The Constitution (131st Amendment) Bill, 2026 is a legislative proposal, a type of Constitution Amendment Bill, introduced in the Lok Sabha on April 16, 2026, by Law Minister Arjun Ram Meghwal. Its primary purpose is to fast-track the implementation of the one-third reservation for women in the Lok Sabha and State Legislative Assemblies, which was originally provided by the Constitution (106th Amendment) Act, 2023 (Nari Shakti Vandan Adhiniyam).
The Bill's origin lies in the need to bypass the delay in women's reservation, which the 2023 Act had tied to the delimitation exercise following the first census after its commencement. Since the next census was expected to take considerable time, the 131st Amendment Bill seeks to operationalise the reservation sooner.
The Bill works by proposing key amendments to the Constitution: it amends Article 81 to increase the maximum strength of the Lok Sabha from 550 to 850 members, with up to 815 from States and 35 from Union Territories. It also amends Article 82 to remove the requirement that delimitation must occur only after the first census following 2026, instead allowing Parliament to determine by law when to carry out delimitation and which census to use. This change allows for the immediate use of the 2011 census figures for the upcoming delimitation. The Bill also amends Article 334A to allow the one-third reservation for women to take effect immediately after this expedited delimitation.

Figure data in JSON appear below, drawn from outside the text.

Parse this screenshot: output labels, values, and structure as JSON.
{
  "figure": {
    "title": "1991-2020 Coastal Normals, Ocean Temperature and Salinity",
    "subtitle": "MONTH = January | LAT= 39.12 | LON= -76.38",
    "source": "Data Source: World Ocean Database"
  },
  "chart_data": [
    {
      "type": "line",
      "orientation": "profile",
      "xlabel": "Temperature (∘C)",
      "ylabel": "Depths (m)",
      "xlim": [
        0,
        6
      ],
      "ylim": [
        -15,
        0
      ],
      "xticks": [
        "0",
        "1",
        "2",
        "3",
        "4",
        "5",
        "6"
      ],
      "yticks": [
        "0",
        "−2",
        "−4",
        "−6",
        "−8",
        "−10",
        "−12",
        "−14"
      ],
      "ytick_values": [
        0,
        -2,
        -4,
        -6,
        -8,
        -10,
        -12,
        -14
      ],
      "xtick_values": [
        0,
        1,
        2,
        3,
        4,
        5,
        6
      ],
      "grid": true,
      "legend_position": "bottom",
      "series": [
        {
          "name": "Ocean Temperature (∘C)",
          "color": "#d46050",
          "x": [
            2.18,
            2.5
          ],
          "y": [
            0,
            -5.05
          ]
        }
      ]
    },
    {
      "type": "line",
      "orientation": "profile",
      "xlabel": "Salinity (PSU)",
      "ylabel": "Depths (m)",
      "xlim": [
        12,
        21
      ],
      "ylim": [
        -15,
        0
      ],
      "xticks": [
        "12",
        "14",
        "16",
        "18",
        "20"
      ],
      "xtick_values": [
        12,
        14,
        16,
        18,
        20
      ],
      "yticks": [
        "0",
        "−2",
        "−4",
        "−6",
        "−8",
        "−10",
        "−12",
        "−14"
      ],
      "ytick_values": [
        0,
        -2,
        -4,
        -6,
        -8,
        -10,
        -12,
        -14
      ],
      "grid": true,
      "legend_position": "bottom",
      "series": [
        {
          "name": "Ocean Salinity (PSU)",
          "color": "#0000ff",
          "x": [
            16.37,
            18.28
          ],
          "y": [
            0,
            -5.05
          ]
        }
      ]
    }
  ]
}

The Bill is closely connected to the Constitution (106th Amendment) Act, 2023, which it seeks to implement sooner, and is part of a legislative package that includes the Delimitation Bill, 2026 and the Union Territories Laws (Amendment) Bill, 2026. The Bill changes the existing constitutional provision that had frozen the allocation of seats in the Lok Sabha based on the 1971 census until the first census after 2026. The core change is the removal of this freeze and the increase in the Lok Sabha's size, while the principle of women's reservation, established by the 106th Amendment, remains the same.